Systematic review performed 2026-02-17. All issues below have been fixed inline.

# Severity Section Finding Fix
1 Bug §1.3 Test count stale: said "158+ tests" — actual count is 621 (verified via grep -c 'it(' *.test.ts). Updated to 621.
2 Bug §1.1 Endpoint column inconsistent: some modules said "CRUD" (vague, could be 48 routes), others had exact counts. Replaced all "CRUD" with actual route counts.
3 Bug §2.5 Said "console-logged URLs for dev/testing" — violates project rule: never console.log in production code. Changed to req.log.info.

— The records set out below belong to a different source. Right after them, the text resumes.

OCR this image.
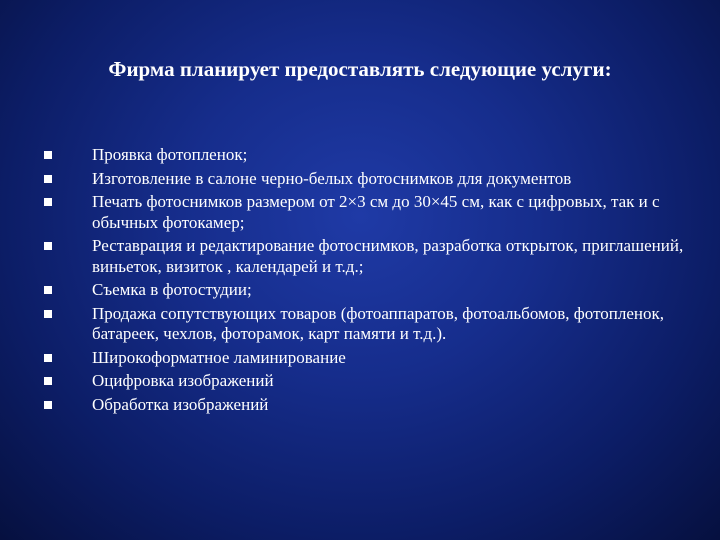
Фирма планирует предоставлять следующие услуги:
Проявка фотопленок;
Изготовление в салоне черно-белых фотоснимков для документов
Печать фотоснимков размером от 2×3 см до 30×45 см, как с цифровых, так и с обычных фотокамер;
Реставрация и редактирование фотоснимков, разработка открыток, приглашений, виньеток, визиток , календарей и т.д.;
Съемка в фотостудии;
Продажа сопутствующих товаров (фотоаппаратов, фотоальбомов, фотопленок, батареек, чехлов, фоторамок, карт памяти и т.д.).
Широкоформатное ламинирование
Оцифровка изображений
Обработка изображений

4 Bug §2.12 ExperimentDoc.targetingRules: {} — meaningless empty object type. Changed to FlagTargetingRules (reuse from flags module).
5 Bug §2.3 Webhook event user.deleted source said auth.delete — no such endpoint name. Actual route is DELETE /auth/users/:id (admin action). Fixed source column.
6 Bug §4 email_verifications container (from §2.5) missing from Cosmos table. Only password_reset_tokens was listed. Added email_verifications to §2.5 row.
7 Bug §4 Existing container count said "~25+" — actual is 27 (counted from cosmos-init.ts; promos uses Stripe API directly, no Cosmos container). Updated to 27 with full container list.
8 Bug §4 Total new containers said "~17" — after adding email_verifications and ip_rules, count is 19. Updated.
9 Gap §2.2 No clarity on email template storage strategy. renderer.ts mentioned but not whether templates are Cosmos-stored or file-based. Clarified: repository.ts now references delivery_log + email_templates containers.
10 Gap §2.4 No migration strategy from existing lib/webhooks.ts to new event bus pattern. Added "Migration from existing lib/webhooks.ts" subsection with 3-phase plan.
11 Gap §2.10 Maintenance mode proposed extending settings module but didn't clarify storage location. Missing from §4 Cosmos table. Added: stored as single document per product in existing settings container (no new container needed).
12 Gap §2.11 IP rules need persistence but no container was mentioned. Missing from §4 table. Added ip_rules container (pk: /productId) to both §2.11 and §4 table.
13 Gap §2.9 Data Export didn't mention blob module dependency (exports written to blob storage). Added explicit dependency note on blob module and jobs module for cleanup.
14 Gap §5 Missing env vars for webhooks (timeout, retries) and sessions (TTL, cache TTL). Added 4 new env vars: WEBHOOK_DELIVERY_TIMEOUT_MS, WEBHOOK_MAX_RETRIES, SESSION_TTL_DAYS, SESSION_CACHE_TTL_MS.
15 Gap §6 Quick Reference missing MindLyst repo (learning_multimodal_memory_agents). Doc scope says "ByteLyst platform" which includes MindLyst. Added MindLyst native app and web entries. Also added cosmos-init.ts path.
16 Gap Appendix Dependency graph incomplete: missing Jobs → Data Export connection, missing Blob → Data Export dependency, downstream jobs not labeled with section numbers. Rewrote graph with all connections and section labels.
17 Gap Overall No "Risks & Open Questions" section — design docs should call out unknowns. Added Appendix A with 10 risk items and mitigations.
18 Gap TOC Table of Contents didn't include Appendix sections. Added Appendix A, B, C to TOC.
19 Gap §2.5 Password reset cross-referenced "§2.6" for sessions but sessions was renumbered to §2.7 in previous edit pass. Fixed to §2.7 (caught in prior pass).
20 Gap §1.5 Infrastructure table was missing Swagger/OpenAPI (partially wired) and Prometheus metrics (partially enabled). Added in prior pass — verified still present.

This document is a living brainstorm. Items will be promoted to dedicated design docs (like CLIENT_TELEMETRY_DESIGN.md) as they move into implementation.